The Tallahassee Museum

I wanted to show you one of my favorite places in the whole world, the Tallahassee Museum. It’s a quiet, peaceful little spot under the oaks, with exhibits on native wildlife and local history. I’ve visited hundreds of times (I’ve been going there since I was born), and my most recent visit was Wednesday, at my lunch hour, when I walked around and took these pictures.

The blacksmith shop

One corner of the museum is devoted to the Big Bend Farm exhibit, which re-creates life on a small North Florida farm in the 1880s. There are gentle farm animals in attendance–a horse, a pig, a cow, goats, sheep, chickens, and geese–and lots of placid, silvery old log buildings, which were moved to the museum in the 1960s from all around the Big Bend area.

The patient cow

The old farmhouse, the McNair-Black House, actually belonged to the family of my office mate, Alana. She told me one day, “You know the McNair-Black House out at the Tallahassee Museum? Well, that was my great-granny’s house once upon a time. Granny gave it away in the ’60s because she wasn’t living in it anymore. She had a new house and the old one was just sitting in the backyard, falling apart, so she said to the museum people, ‘Come and get it.’ Mommy was about 10 then and she was upset because she liked to play in it. It was always Mommy’s playhouse.”

Well, I just thought that was the neatest story. The McNair-Black House has always been a place of fascination for me, with its big, silvery porches, wood-shingled roof, and chimney made of sticks cemented together with red clay. When I was a little girl, museum volunteers used to decorate the place for Christmas, with garlands of cedar and pine . . . and candles . . . and a tree festooned with popcorn strings. To me, there was nothing more delightful than that house in December, when a fire crackled in the fireplace and a volunteer in calico baking sugar cookies brought the long-quiet kitchen back to life.

McNair-Black House and its detached kitchen

Next to the house, a big garden grows, surrounded by a lichen-studded split-rail fence. Volunteers do all the planting. There are rows of corn and sugar cane and herbs and old-fashioned flowers. When I was a kid, volunteers used to harvest the sugar cane and grind it into syrup one day each fall. A mule would walk round and round pulling the sugar cane grinder, and pretty soon there’d be a huge pot of syrup boiling in the syrup shed.

Buggy house, potato house, and a bit of the garden

The farm sits in a little clearing, but most of the museum’s 50 acres are wooded, with an elevated boardwalk winding through the trees. If you take the boardwalk, you can see the museum’s wildlife exhibits. About a dozen native Florida species are housed in large, well-vegetated enclosures, bits of their natural habitat. Bobcats doze in the live oaks, on cushions of ferns, and wild turkeys strut about under the sparkleberries and tents of wild grape. There are black bears clowning around, and alligators basking in the sun on the shore of Lake Bradford. I always like to see the Florida panthers (the museum houses two), such icons, living symbols of our state. On Wednesday I got to watch the female standing on her hind legs, scratching a big water oak tree. Then she lay down on the sandy ground and looked at me and yawned several times. I nodded to her, and then I just stood there, leaning on the boardwalk’s railing, a foolish human, one of many. I glanced at a sign with some facts about panthers. There are only about a hundred, it said, still left in the wild.

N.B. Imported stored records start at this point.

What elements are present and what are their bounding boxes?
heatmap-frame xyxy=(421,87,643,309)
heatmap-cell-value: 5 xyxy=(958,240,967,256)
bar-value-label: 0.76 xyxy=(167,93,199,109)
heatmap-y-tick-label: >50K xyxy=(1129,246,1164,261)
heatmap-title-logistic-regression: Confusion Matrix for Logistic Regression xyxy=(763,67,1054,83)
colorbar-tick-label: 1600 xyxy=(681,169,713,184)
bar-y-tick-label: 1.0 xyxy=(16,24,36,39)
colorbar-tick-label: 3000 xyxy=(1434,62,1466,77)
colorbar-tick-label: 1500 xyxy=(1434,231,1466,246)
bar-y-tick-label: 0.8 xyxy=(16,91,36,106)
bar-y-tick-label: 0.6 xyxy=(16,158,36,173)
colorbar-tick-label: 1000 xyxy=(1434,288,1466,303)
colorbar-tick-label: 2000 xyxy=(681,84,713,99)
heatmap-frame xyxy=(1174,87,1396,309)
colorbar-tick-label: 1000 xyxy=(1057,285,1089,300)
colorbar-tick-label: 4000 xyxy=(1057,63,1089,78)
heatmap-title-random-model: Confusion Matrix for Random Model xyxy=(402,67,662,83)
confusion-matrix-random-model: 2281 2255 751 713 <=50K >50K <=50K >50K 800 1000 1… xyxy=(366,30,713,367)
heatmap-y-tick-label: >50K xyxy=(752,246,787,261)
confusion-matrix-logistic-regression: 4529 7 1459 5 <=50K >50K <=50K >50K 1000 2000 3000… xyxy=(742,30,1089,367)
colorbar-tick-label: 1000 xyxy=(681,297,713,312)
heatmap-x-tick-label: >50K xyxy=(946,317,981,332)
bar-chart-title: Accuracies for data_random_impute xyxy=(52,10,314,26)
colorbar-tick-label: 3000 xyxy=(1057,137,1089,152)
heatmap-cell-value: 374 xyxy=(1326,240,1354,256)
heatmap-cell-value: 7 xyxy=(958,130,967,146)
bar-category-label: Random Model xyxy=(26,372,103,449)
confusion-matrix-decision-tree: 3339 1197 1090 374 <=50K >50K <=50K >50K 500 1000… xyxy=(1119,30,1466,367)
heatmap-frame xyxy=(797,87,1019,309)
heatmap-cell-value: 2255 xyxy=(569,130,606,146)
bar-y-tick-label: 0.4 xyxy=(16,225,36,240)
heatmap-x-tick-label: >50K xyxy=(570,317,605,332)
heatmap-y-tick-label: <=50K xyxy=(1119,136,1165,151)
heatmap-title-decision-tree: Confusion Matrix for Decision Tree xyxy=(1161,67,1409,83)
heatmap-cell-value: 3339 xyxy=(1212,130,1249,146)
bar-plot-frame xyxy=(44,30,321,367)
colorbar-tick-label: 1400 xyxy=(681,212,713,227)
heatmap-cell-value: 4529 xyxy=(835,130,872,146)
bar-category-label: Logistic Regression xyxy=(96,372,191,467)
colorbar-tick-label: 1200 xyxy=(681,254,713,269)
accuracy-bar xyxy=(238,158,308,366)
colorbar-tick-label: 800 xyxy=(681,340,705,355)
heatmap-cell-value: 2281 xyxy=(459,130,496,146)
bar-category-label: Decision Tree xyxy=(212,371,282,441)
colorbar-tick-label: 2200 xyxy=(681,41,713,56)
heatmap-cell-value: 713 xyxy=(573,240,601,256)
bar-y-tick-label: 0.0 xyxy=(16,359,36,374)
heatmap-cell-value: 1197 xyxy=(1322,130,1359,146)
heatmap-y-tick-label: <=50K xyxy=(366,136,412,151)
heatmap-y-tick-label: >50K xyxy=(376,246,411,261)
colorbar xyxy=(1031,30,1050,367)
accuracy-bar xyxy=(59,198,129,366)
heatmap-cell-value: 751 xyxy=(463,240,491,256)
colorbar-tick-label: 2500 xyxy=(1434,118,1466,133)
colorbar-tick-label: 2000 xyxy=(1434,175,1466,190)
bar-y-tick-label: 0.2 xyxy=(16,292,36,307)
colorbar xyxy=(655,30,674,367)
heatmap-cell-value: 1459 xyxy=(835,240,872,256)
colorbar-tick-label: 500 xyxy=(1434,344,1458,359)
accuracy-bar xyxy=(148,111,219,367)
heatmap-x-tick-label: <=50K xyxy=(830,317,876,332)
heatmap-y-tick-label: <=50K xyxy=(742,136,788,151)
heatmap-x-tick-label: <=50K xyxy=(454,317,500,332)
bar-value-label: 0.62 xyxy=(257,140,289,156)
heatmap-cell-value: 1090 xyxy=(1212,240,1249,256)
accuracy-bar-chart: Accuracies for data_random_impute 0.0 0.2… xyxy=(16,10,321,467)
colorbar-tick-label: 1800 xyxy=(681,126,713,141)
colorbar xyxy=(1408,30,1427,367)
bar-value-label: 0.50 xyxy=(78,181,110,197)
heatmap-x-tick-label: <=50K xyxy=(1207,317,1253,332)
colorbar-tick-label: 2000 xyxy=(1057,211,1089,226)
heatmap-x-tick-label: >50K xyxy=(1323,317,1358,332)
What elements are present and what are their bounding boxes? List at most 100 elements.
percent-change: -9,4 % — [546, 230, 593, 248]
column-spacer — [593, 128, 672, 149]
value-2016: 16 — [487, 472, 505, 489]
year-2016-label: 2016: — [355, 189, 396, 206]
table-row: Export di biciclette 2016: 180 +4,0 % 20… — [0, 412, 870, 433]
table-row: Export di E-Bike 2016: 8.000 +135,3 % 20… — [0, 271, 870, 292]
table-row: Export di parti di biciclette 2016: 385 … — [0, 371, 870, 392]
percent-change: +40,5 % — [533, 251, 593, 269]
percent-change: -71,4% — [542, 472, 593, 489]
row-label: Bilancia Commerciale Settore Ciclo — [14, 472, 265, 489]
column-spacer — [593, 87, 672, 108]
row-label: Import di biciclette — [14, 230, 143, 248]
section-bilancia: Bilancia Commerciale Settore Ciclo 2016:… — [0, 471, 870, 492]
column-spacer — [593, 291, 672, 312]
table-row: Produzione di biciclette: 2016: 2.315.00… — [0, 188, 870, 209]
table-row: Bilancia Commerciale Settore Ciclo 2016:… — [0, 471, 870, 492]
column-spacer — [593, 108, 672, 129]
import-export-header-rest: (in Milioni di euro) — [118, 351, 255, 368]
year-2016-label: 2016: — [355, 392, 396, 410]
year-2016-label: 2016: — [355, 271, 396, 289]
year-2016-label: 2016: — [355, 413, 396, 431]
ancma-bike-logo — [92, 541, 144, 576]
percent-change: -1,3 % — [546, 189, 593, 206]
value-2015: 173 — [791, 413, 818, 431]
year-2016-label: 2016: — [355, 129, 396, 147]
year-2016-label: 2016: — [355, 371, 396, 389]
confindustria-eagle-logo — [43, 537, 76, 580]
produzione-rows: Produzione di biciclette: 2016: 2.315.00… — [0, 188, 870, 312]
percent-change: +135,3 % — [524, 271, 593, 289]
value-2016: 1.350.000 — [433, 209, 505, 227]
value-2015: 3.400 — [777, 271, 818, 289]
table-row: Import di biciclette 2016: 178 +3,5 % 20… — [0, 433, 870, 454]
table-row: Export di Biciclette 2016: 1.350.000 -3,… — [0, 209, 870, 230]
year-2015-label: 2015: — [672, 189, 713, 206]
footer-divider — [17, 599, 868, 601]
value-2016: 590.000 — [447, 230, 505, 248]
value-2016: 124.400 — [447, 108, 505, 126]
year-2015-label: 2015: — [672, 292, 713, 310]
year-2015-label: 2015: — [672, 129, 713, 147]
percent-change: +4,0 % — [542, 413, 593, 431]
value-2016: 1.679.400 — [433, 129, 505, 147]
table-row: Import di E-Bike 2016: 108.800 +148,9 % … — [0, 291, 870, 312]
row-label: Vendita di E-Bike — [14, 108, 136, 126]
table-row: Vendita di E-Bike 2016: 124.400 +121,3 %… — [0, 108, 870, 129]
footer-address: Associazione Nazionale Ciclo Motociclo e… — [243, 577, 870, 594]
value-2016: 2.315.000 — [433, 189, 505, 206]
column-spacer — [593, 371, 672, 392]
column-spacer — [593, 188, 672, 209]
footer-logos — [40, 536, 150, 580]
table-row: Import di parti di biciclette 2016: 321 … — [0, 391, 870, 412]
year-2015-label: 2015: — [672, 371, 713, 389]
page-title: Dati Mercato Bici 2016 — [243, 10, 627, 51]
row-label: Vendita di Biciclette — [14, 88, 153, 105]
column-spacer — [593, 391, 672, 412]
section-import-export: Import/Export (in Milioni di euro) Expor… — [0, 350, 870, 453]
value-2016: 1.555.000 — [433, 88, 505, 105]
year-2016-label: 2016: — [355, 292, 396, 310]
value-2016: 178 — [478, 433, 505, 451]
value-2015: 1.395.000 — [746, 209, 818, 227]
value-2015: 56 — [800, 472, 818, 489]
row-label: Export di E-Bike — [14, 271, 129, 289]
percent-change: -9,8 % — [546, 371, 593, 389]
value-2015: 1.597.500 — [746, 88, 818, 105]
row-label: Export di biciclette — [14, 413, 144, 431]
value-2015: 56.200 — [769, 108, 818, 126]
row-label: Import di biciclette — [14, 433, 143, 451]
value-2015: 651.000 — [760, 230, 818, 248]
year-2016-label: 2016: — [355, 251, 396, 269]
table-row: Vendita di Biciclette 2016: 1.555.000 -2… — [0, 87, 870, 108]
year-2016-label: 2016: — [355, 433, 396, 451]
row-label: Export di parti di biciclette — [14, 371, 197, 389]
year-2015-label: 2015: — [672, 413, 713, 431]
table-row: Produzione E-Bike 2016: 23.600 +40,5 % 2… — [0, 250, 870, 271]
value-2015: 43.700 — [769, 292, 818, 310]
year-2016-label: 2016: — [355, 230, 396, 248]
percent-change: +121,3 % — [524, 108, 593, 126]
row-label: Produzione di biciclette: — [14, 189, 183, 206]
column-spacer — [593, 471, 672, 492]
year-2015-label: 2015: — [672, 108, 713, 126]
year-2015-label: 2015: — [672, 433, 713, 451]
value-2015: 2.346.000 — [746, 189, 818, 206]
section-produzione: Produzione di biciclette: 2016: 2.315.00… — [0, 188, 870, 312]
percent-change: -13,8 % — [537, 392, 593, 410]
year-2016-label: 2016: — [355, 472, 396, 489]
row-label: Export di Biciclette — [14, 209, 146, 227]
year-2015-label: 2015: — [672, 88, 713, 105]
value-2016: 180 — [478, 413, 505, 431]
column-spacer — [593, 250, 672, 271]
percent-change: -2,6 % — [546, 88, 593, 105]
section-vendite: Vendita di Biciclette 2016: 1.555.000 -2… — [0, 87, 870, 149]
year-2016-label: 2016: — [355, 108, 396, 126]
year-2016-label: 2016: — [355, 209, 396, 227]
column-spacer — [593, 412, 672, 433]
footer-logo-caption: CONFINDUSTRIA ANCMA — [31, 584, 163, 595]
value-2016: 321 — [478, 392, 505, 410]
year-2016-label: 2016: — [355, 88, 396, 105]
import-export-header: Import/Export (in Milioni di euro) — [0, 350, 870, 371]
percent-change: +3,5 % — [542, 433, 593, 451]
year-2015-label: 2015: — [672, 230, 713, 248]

The boardwalk meanders through woods and cypress swamp.

On my way out, I stopped by Bellevue, the museum’s oldest building, constructed in the 1830s. It was once the home of Princess Catherine Willis Gray Murat, great-grandniece of George Washington and widow of Achille Murat, a nephew of Napoleon Bonaparte. When Princess Murat lived at Bellevue, in the 1850s and ’60s, it was surrounded by 520 acres of cotton. It used to stand near Jackson Bluff Road, in Tallahassee, but was moved to the museum in 1967. I’ve seen pictures of the house in its original location, terrifically dilapidated, with an enormous colony of Atamasco liliesfilmy, ghostlyblooming in the front yard. There were dogwoods blooming, too, that day the pictures were taken. I wonder what’s there now.